Northern Ireland

Most voters think border poll in ten years would result in a united Ireland

A new poll among 3,301 adults in Northern Ireland showed most think a border poll in 2031 would result in a united Ireland.
A new poll among 3,301 adults in Northern Ireland showed most think a border poll in 2031 would result in a united Ireland. A new poll among 3,301 adults in Northern Ireland showed most think a border poll in 2031 would result in a united Ireland.

MOST voters in the north think a border poll in ten years' time would result in a united Ireland.

A new study by Tory peer Lord Ashcroft, carried out online among 3,301 Northern Ireland adults, suggested 46 per cent of voters would vote for Irish unity tomorrow.

Just one-in-four expect Northern Ireland will still be part of the union in 50 years.

The online research, which also included eight focus groups held across the north last month, revealed 69 per cent of voters think a unity referendum should happen, while slightly more (85 per cent) accept that it will happen at some point.

It followed an Ipsos MRBI poll for the Irish Times at the weekend, which showed 62 per cent of voters in the Republic would support Irish unity.

A smaller study conducted by Lord Ashcroft two years ago found 51 per cent would vote for a united Ireland. In both cases, the pollster excluded those who answered ‘I don’t know’.

The latest poll found more than a quarter of voters (27 per cent) said they had changed their mind on whether the north should remain in the UK.

And it again exposed how nationalists and unionists remain starkly divided over the issue of Brexit and the Northern Ireland Protocol.

Despite two-thirds of all voters now believing Brexit has made Irish unification in the foreseeable future more likely, 66 per cent of unionists still think leaving the EU was the right call for Northern Ireland.

A slim majority (52 per cent) of all voters said the protocol is either fine as it is or is acceptable with some adjustment.

Among nationalist voters, there was near unanimity, with 99 per cent of Sinn Féin and 95 per cent of SDLP voters accepting the protocol as is, or with adjustment.

By contrast, 85 per cent of DUP voters said the protocol is wrong in principle and should be scrapped.

Just 34 per cent of UUP voters said the same, but another 36 per cent think the protocol needs serious reform.
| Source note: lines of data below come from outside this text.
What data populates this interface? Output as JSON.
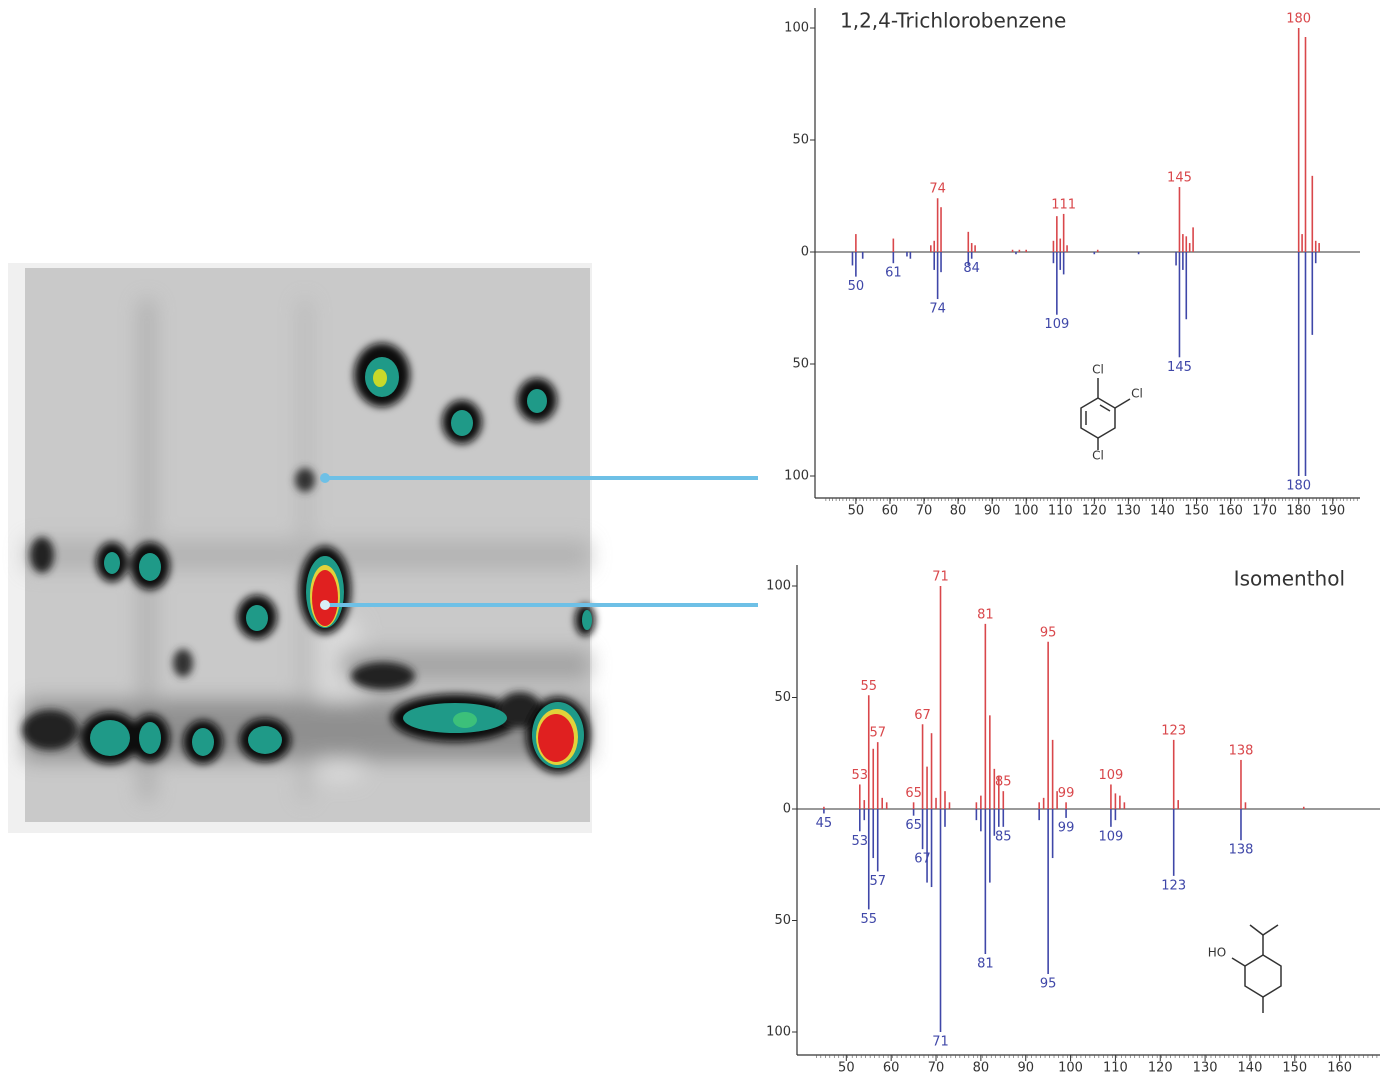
{
  "chart_data": [
    {
      "type": "mirror-spectrum",
      "title": "1,2,4-Trichlorobenzene",
      "xlim": [
        38,
        198
      ],
      "xticks": [
        50,
        60,
        70,
        80,
        90,
        100,
        110,
        120,
        130,
        140,
        150,
        160,
        170,
        180,
        190
      ],
      "ylim": [
        -100,
        100
      ],
      "yticks": [
        {
          "value": -100,
          "label": "100"
        },
        {
          "value": -50,
          "label": "50"
        },
        0,
        50,
        100
      ],
      "structure_labels": [
        "Cl",
        "Cl",
        "Cl"
      ],
      "series": [
        {
          "color": "#d9474b",
          "x": [
            50,
            61,
            72,
            73,
            74,
            75,
            83,
            84,
            85,
            96,
            98,
            100,
            108,
            109,
            110,
            111,
            112,
            121,
            145,
            146,
            147,
            148,
            149,
            180,
            181,
            182,
            184,
            185,
            186
          ],
          "values": [
            8,
            6,
            3,
            5,
            24,
            20,
            9,
            4,
            3,
            1,
            1,
            1,
            5,
            16,
            6,
            17,
            3,
            1,
            29,
            8,
            7,
            4,
            11,
            100,
            8,
            96,
            34,
            5,
            4
          ],
          "labels": [
            74,
            111,
            145,
            180
          ]
        },
        {
          "color": "#3f47a8",
          "x": [
            49,
            50,
            52,
            61,
            65,
            66,
            73,
            74,
            75,
            83,
            84,
            97,
            108,
            109,
            110,
            111,
            120,
            133,
            144,
            145,
            146,
            147,
            180,
            182,
            184,
            185
          ],
          "values": [
            -6,
            -11,
            -3,
            -5,
            -2,
            -3,
            -8,
            -21,
            -9,
            -6,
            -3,
            -1,
            -5,
            -28,
            -8,
            -10,
            -1,
            -1,
            -6,
            -47,
            -8,
            -30,
            -100,
            -100,
            -37,
            -5
          ],
          "labels": [
            50,
            61,
            74,
            84,
            109,
            145,
            180
          ]
        }
      ]
    },
    {
      "type": "mirror-spectrum",
      "title": "Isomenthol",
      "xlim": [
        39,
        169
      ],
      "xticks": [
        50,
        60,
        70,
        80,
        90,
        100,
        110,
        120,
        130,
        140,
        150,
        160
      ],
      "ylim": [
        -100,
        100
      ],
      "yticks": [
        {
          "value": -100,
          "label": "100"
        },
        {
          "value": -50,
          "label": "50"
        },
        0,
        50,
        100
      ],
      "structure_labels": [
        "HO"
      ],
      "series": [
        {
          "color": "#d9474b",
          "x": [
            45,
            53,
            54,
            55,
            56,
            57,
            58,
            59,
            65,
            67,
            68,
            69,
            70,
            71,
            72,
            73,
            79,
            80,
            81,
            82,
            83,
            84,
            85,
            93,
            94,
            95,
            96,
            97,
            99,
            109,
            110,
            111,
            112,
            123,
            124,
            138,
            139,
            152
          ],
          "values": [
            1,
            11,
            4,
            51,
            27,
            30,
            5,
            3,
            3,
            38,
            19,
            34,
            5,
            100,
            8,
            3,
            3,
            6,
            83,
            42,
            18,
            15,
            8,
            3,
            5,
            75,
            31,
            8,
            3,
            11,
            7,
            6,
            3,
            31,
            4,
            22,
            3,
            1
          ],
          "labels": [
            53,
            55,
            57,
            65,
            67,
            71,
            81,
            85,
            95,
            99,
            109,
            123,
            138
          ]
        },
        {
          "color": "#3f47a8",
          "x": [
            45,
            53,
            54,
            55,
            56,
            57,
            65,
            67,
            68,
            69,
            71,
            72,
            79,
            80,
            81,
            82,
            83,
            84,
            85,
            93,
            95,
            96,
            99,
            109,
            110,
            123,
            138
          ],
          "values": [
            -2,
            -10,
            -5,
            -45,
            -22,
            -28,
            -3,
            -18,
            -33,
            -35,
            -100,
            -8,
            -5,
            -10,
            -65,
            -33,
            -12,
            -8,
            -8,
            -5,
            -74,
            -22,
            -4,
            -8,
            -5,
            -30,
            -14
          ],
          "labels": [
            45,
            53,
            55,
            57,
            65,
            67,
            71,
            81,
            85,
            95,
            99,
            109,
            123,
            138
          ]
        }
      ]
    }
  ]
}
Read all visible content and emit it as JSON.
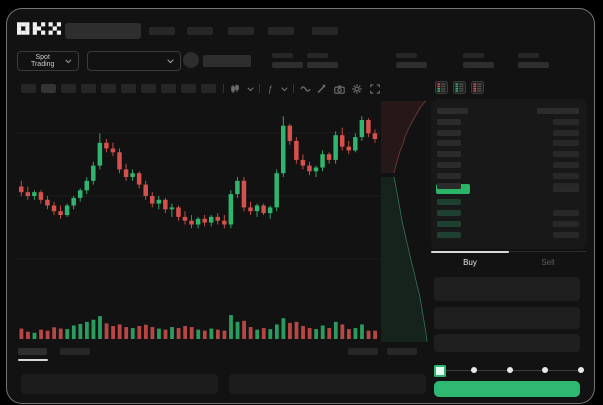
{
  "window": {
    "bg": "#121212",
    "border": "rgba(215,215,215,0.5)"
  },
  "colors": {
    "green": "#2eb872",
    "red": "#d5514d",
    "last_price_green": "#2bb467",
    "bid_row_green": "#1d4030",
    "text_bright": "#e9eaec",
    "text_dim": "#585c62",
    "placeholder": "#272727"
  },
  "header": {
    "logo": "OKX",
    "nav_item_count": 5
  },
  "market_bar": {
    "selector_label": "Spot Trading",
    "stat_group_count": 5
  },
  "chart_toolbar": {
    "interval_button_count": 10,
    "icons": [
      "chart-type-icon",
      "chevron-down-icon",
      "indicator-icon",
      "chevron-down-icon",
      "wave-icon",
      "draw-icon",
      "camera-icon",
      "settings-icon",
      "fullscreen-icon"
    ]
  },
  "orderbook": {
    "view_icons": [
      "book-combined-icon",
      "book-bids-icon",
      "book-asks-icon"
    ],
    "ask_row_count": 7,
    "bid_row_count": 4,
    "bid_right_bars": [
      false,
      true,
      true,
      true
    ]
  },
  "trade_form": {
    "tabs": [
      {
        "label": "Buy",
        "active": true
      },
      {
        "label": "Sell",
        "active": false
      }
    ],
    "input_box_count": 3,
    "slider": {
      "stops": 5,
      "active_stop": 0
    }
  },
  "chart_data": {
    "type": "candlestick",
    "title": "",
    "xlabel": "time (no labels shown)",
    "ylabel": "price (no labels shown, relative scale)",
    "ylim": [
      0,
      100
    ],
    "grid": "faint horizontal lines",
    "candle_format": [
      "open",
      "high",
      "low",
      "close"
    ],
    "candles": [
      [
        55,
        58,
        50,
        52
      ],
      [
        52,
        55,
        48,
        50
      ],
      [
        50,
        53,
        48,
        52
      ],
      [
        52,
        53,
        46,
        48
      ],
      [
        48,
        50,
        43,
        45
      ],
      [
        45,
        47,
        40,
        42
      ],
      [
        42,
        45,
        38,
        40
      ],
      [
        40,
        46,
        39,
        45
      ],
      [
        45,
        50,
        43,
        49
      ],
      [
        49,
        54,
        47,
        53
      ],
      [
        53,
        60,
        51,
        58
      ],
      [
        58,
        68,
        56,
        66
      ],
      [
        66,
        83,
        64,
        78
      ],
      [
        78,
        80,
        73,
        75
      ],
      [
        75,
        78,
        71,
        73
      ],
      [
        73,
        75,
        62,
        64
      ],
      [
        64,
        67,
        58,
        60
      ],
      [
        60,
        64,
        58,
        62
      ],
      [
        62,
        63,
        54,
        56
      ],
      [
        56,
        58,
        48,
        50
      ],
      [
        50,
        52,
        44,
        46
      ],
      [
        46,
        50,
        43,
        48
      ],
      [
        48,
        49,
        41,
        43
      ],
      [
        43,
        46,
        39,
        44
      ],
      [
        44,
        45,
        37,
        39
      ],
      [
        39,
        42,
        35,
        37
      ],
      [
        37,
        40,
        33,
        35
      ],
      [
        35,
        39,
        33,
        38
      ],
      [
        38,
        40,
        34,
        36
      ],
      [
        36,
        40,
        34,
        39
      ],
      [
        39,
        41,
        35,
        37
      ],
      [
        37,
        40,
        33,
        35
      ],
      [
        35,
        53,
        33,
        51
      ],
      [
        51,
        60,
        49,
        58
      ],
      [
        58,
        60,
        42,
        44
      ],
      [
        44,
        47,
        40,
        42
      ],
      [
        42,
        46,
        39,
        45
      ],
      [
        45,
        46,
        40,
        41
      ],
      [
        41,
        45,
        38,
        44
      ],
      [
        44,
        64,
        42,
        62
      ],
      [
        62,
        92,
        60,
        87
      ],
      [
        87,
        88,
        77,
        79
      ],
      [
        79,
        81,
        67,
        69
      ],
      [
        69,
        72,
        64,
        66
      ],
      [
        66,
        68,
        61,
        63
      ],
      [
        63,
        66,
        60,
        65
      ],
      [
        65,
        74,
        63,
        72
      ],
      [
        72,
        73,
        67,
        69
      ],
      [
        69,
        84,
        67,
        82
      ],
      [
        82,
        86,
        74,
        76
      ],
      [
        76,
        79,
        72,
        74
      ],
      [
        74,
        83,
        73,
        81
      ],
      [
        81,
        92,
        79,
        90
      ],
      [
        90,
        91,
        81,
        83
      ],
      [
        83,
        85,
        78,
        80
      ]
    ],
    "volumes": [
      40,
      28,
      24,
      36,
      32,
      45,
      40,
      38,
      52,
      58,
      66,
      74,
      88,
      60,
      50,
      56,
      46,
      42,
      50,
      55,
      46,
      40,
      36,
      46,
      42,
      50,
      46,
      36,
      32,
      40,
      36,
      32,
      92,
      66,
      70,
      46,
      36,
      42,
      38,
      56,
      80,
      62,
      66,
      50,
      42,
      38,
      52,
      42,
      66,
      56,
      38,
      42,
      56,
      32,
      32
    ],
    "colors": {
      "up": "#2fb56d",
      "down": "#d5514d"
    },
    "depth": {
      "orientation": "vertical, asks above bids",
      "asks_steps": [
        [
          13,
          76
        ],
        [
          15,
          68
        ],
        [
          17,
          61
        ],
        [
          19,
          54
        ],
        [
          22,
          47
        ],
        [
          24,
          40
        ],
        [
          27,
          33
        ],
        [
          31,
          25
        ],
        [
          35,
          18
        ],
        [
          39,
          11
        ],
        [
          43,
          6
        ],
        [
          45,
          4
        ]
      ],
      "bids_steps": [
        [
          13,
          80
        ],
        [
          15,
          90
        ],
        [
          17,
          101
        ],
        [
          19,
          112
        ],
        [
          21,
          124
        ],
        [
          24,
          137
        ],
        [
          27,
          150
        ],
        [
          30,
          163
        ],
        [
          33,
          175
        ],
        [
          36,
          188
        ],
        [
          39,
          200
        ],
        [
          41,
          212
        ],
        [
          43,
          224
        ],
        [
          45,
          236
        ],
        [
          46,
          245
        ]
      ],
      "colors": {
        "asks_fill": "rgba(190,75,70,0.12)",
        "asks_line": "rgba(210,100,95,0.5)",
        "bids_fill": "rgba(55,180,120,0.10)",
        "bids_line": "rgba(85,200,145,0.5)"
      }
    }
  }
}
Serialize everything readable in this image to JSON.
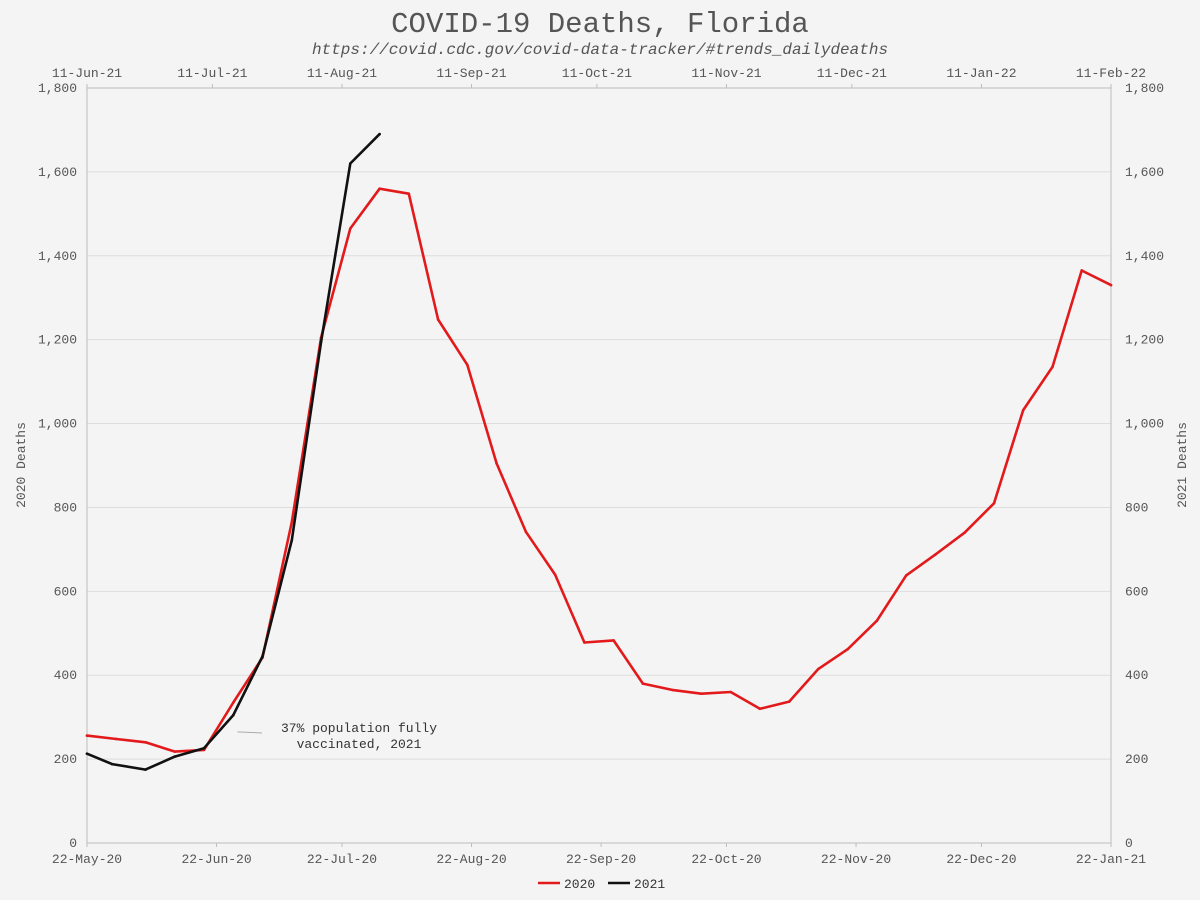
{
  "chart_data": {
    "type": "line",
    "title": "COVID-19 Deaths, Florida",
    "subtitle": "https://covid.cdc.gov/covid-data-tracker/#trends_dailydeaths",
    "ylabel_left": "2020 Deaths",
    "ylabel_right": "2021 Deaths",
    "ylim": [
      0,
      1800
    ],
    "yticks": [
      0,
      200,
      400,
      600,
      800,
      1000,
      1200,
      1400,
      1600,
      1800
    ],
    "ytick_labels": [
      "0",
      "200",
      "400",
      "600",
      "800",
      "1,000",
      "1,200",
      "1,400",
      "1,600",
      "1,800"
    ],
    "xlim_days": [
      0,
      245
    ],
    "bottom_axis_ticks": [
      {
        "day": 0,
        "label": "22-May-20"
      },
      {
        "day": 31,
        "label": "22-Jun-20"
      },
      {
        "day": 61,
        "label": "22-Jul-20"
      },
      {
        "day": 92,
        "label": "22-Aug-20"
      },
      {
        "day": 123,
        "label": "22-Sep-20"
      },
      {
        "day": 153,
        "label": "22-Oct-20"
      },
      {
        "day": 184,
        "label": "22-Nov-20"
      },
      {
        "day": 214,
        "label": "22-Dec-20"
      },
      {
        "day": 245,
        "label": "22-Jan-21"
      }
    ],
    "top_axis_ticks": [
      {
        "day": 0,
        "label": "11-Jun-21"
      },
      {
        "day": 30,
        "label": "11-Jul-21"
      },
      {
        "day": 61,
        "label": "11-Aug-21"
      },
      {
        "day": 92,
        "label": "11-Sep-21"
      },
      {
        "day": 122,
        "label": "11-Oct-21"
      },
      {
        "day": 153,
        "label": "11-Nov-21"
      },
      {
        "day": 183,
        "label": "11-Dec-21"
      },
      {
        "day": 214,
        "label": "11-Jan-22"
      },
      {
        "day": 245,
        "label": "11-Feb-22"
      }
    ],
    "series": [
      {
        "name": "2020",
        "color": "#e31a1c",
        "x_days": [
          0,
          7,
          14,
          21,
          28,
          35,
          42,
          49,
          56,
          63,
          70,
          77,
          84,
          91,
          98,
          105,
          112,
          119,
          126,
          133,
          140,
          147,
          154,
          161,
          168,
          175,
          182,
          189,
          196,
          203,
          210,
          217,
          224,
          231,
          238,
          245
        ],
        "values": [
          256,
          248,
          240,
          218,
          222,
          335,
          442,
          765,
          1205,
          1465,
          1560,
          1548,
          1248,
          1140,
          905,
          742,
          640,
          478,
          483,
          380,
          365,
          356,
          360,
          320,
          337,
          415,
          462,
          530,
          638,
          688,
          740,
          810,
          1032,
          1135,
          1365,
          1330
        ]
      },
      {
        "name": "2021",
        "color": "#111111",
        "x_days": [
          0,
          6,
          14,
          21,
          28,
          35,
          42,
          49,
          56,
          63,
          70
        ],
        "values": [
          213,
          188,
          175,
          206,
          226,
          305,
          445,
          722,
          1195,
          1620,
          1690
        ]
      }
    ],
    "annotation": {
      "line1": "37% population fully",
      "line2": "vaccinated, 2021",
      "day": 36,
      "value": 265
    },
    "legend": {
      "placement": "bottom-center",
      "entries": [
        {
          "label": "2020",
          "color": "#e31a1c"
        },
        {
          "label": "2021",
          "color": "#111111"
        }
      ]
    }
  }
}
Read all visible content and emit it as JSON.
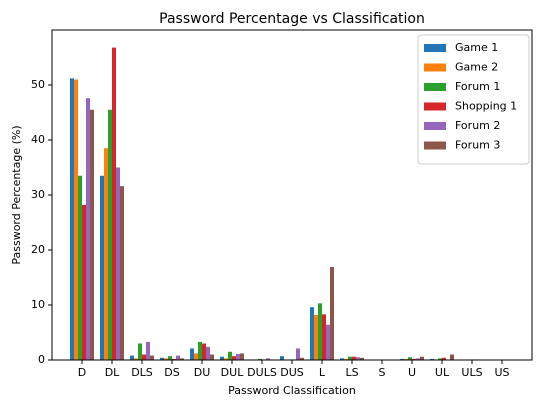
{
  "chart_data": {
    "type": "bar",
    "title": "Password Percentage vs Classification",
    "x_label": "Password Classification",
    "y_label": "Password Percentage (%)",
    "categories": [
      "D",
      "DL",
      "DLS",
      "DS",
      "DU",
      "DUL",
      "DULS",
      "DUS",
      "L",
      "LS",
      "S",
      "U",
      "UL",
      "ULS",
      "US"
    ],
    "series": [
      {
        "name": "Game 1",
        "color": "#1f77b4",
        "values": [
          51.2,
          33.5,
          0.8,
          0.4,
          2.1,
          0.6,
          0.1,
          0.7,
          9.6,
          0.3,
          0,
          0.2,
          0.2,
          0,
          0
        ]
      },
      {
        "name": "Game 2",
        "color": "#ff7f0e",
        "values": [
          51,
          38.5,
          0.3,
          0.3,
          1.2,
          0.3,
          0.1,
          0.1,
          8.2,
          0.2,
          0,
          0.2,
          0.1,
          0,
          0
        ]
      },
      {
        "name": "Forum 1",
        "color": "#2ca02c",
        "values": [
          33.5,
          45.5,
          3.0,
          0.7,
          3.3,
          1.5,
          0.2,
          0.1,
          10.3,
          0.6,
          0,
          0.5,
          0.3,
          0.1,
          0
        ]
      },
      {
        "name": "Shopping 1",
        "color": "#d62728",
        "values": [
          28.2,
          56.8,
          1.0,
          0.2,
          3.0,
          0.7,
          0.1,
          0.1,
          8.3,
          0.6,
          0,
          0.2,
          0.4,
          0.1,
          0
        ]
      },
      {
        "name": "Forum 2",
        "color": "#9467bd",
        "values": [
          47.6,
          35,
          3.3,
          0.8,
          2.4,
          1.1,
          0.3,
          2.1,
          6.4,
          0.5,
          0,
          0.3,
          0.1,
          0.1,
          0
        ]
      },
      {
        "name": "Forum 3",
        "color": "#8c564b",
        "values": [
          45.5,
          31.6,
          0.8,
          0.3,
          1.0,
          1.2,
          0.1,
          0.4,
          16.9,
          0.4,
          0,
          0.6,
          1.0,
          0,
          0
        ]
      }
    ],
    "ylim": [
      0,
      60
    ],
    "yticks": [
      0,
      10,
      20,
      30,
      40,
      50
    ],
    "grid": false,
    "legend": "upper-right"
  }
}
Just under a third of UUP voters (30 per cent) think the protocol is acceptable with some adjustment.

Alliance voters are also on board with the new Irish Sea border arrangements, but 66 per cent want some tinkering done.

A clear majority (78 per cent) of unionist voters said the protocol is the major factor when it comes to product shortages or delivery issues, whereas nationalists and those neutral on the constitutional question, were more likely to say Brexit is the major problem.

Meanwhile, the polling yielded some more concerns for DUP leader Jeffrey Donaldson.

Of the voters who backed the DUP in the 2017 Assembly elections, just 63.4 per cent said they would do the same in 2022, the weakest of the five main parties.

Of Sinn Féin’s voters in 2017, 91.3 per cent said they’ll vote the same way next year.